A COUPLE have spoken of their relief after their neighbours who accused them of being police informers and “grasses” were given restraining orders by a court.

Stephen Causer and his partner Sharon Smith said the harassment they had suffered at the hands of Javid Khaliq and Anissa Gregory made them ill and forced them to install CCTV cameras at the front of their property.

Teesside Crown Court heard that there had been as many as 180 incidents where allegations and counter allegations had been investigated by police.

But after seeing Khaliq – a convicted drug dealer – and Gregory admit harassment on a handful of occasions and avoid a trial, The Recorder of Middlesbrough, Judge Simon Bourne-Arton, delivered a withering assessment of the feud, saying it had been a “waste of police time”.

Prosecutor Kate Dodds said a “very unpleasant” situation developed between the two couples after officers executed a search warrant at the home of Khaliq and Gregory in May last year in Neasham Road, Middleton-St-George, near Darlington.

She said: “It became intolerable [for the complainants]. Effectively it was suggested they were responsible for the drugs raid.

“They were shouted at and called grasses.”

Richard Bennett, for Khaliq, who was jailed in 2010 for two and-a-half years for conspiracy to supply class A drugs, claimed the vast majority of the incidents were extremely petty.

Self-employed taxi driver Khaliq, 38, and mother-of-three Gregory, 36, who was said to have a heart condition making her unsuitable for unpaid work, both apologised for their behaviour.

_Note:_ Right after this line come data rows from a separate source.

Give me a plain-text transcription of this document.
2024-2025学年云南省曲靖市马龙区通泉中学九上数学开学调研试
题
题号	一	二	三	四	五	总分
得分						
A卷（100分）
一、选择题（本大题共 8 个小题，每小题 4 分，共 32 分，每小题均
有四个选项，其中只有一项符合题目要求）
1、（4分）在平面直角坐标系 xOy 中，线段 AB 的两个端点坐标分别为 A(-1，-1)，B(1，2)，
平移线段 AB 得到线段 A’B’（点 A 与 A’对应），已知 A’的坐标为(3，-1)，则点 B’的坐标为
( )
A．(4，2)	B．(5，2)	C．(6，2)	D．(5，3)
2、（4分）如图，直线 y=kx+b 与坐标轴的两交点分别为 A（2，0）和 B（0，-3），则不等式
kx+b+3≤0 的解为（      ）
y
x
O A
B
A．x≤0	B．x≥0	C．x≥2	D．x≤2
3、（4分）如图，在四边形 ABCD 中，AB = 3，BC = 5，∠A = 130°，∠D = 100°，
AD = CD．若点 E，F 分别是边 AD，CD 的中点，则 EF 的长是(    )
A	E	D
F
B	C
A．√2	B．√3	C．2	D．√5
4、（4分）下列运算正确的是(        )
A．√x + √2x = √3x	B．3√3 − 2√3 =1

They were each given two year conditional discharges, while Khaliq, who is originally from Middlesbrough, will pay £500 court costs.

Five year-long restraining orders imposed on them prevent them from using or threatening violence or contacting the victims.

Speaking after the case Ms Smith, 42, said: “We are private people and this has been a massive strain.

“It is pure hell. We have done nothing wrong.

“It has made us ill and we feel quite vulnerable.

“That judge he should come and live with us for a few days and see what it has been like.

“We are not police informers or grasses.”

Mr Causer, 46, a self-employed gardener, said: “I don’t go to bed properly, I go to bed dressed and in my trainers because I know that the one night I don’t something will happen.

“We’re hoping the restraining order will make them pack it in and they’ll leave us alone so we can get on with our lives.”

Charges of perverting the course of justice against Khaliq and Gregory, which they had denied, will lay on file, while no evidence was offered in respect of another harassment charge.

Judge Bourne-Arton said: “This has caused a lot of aggravation and the police have better things to do.”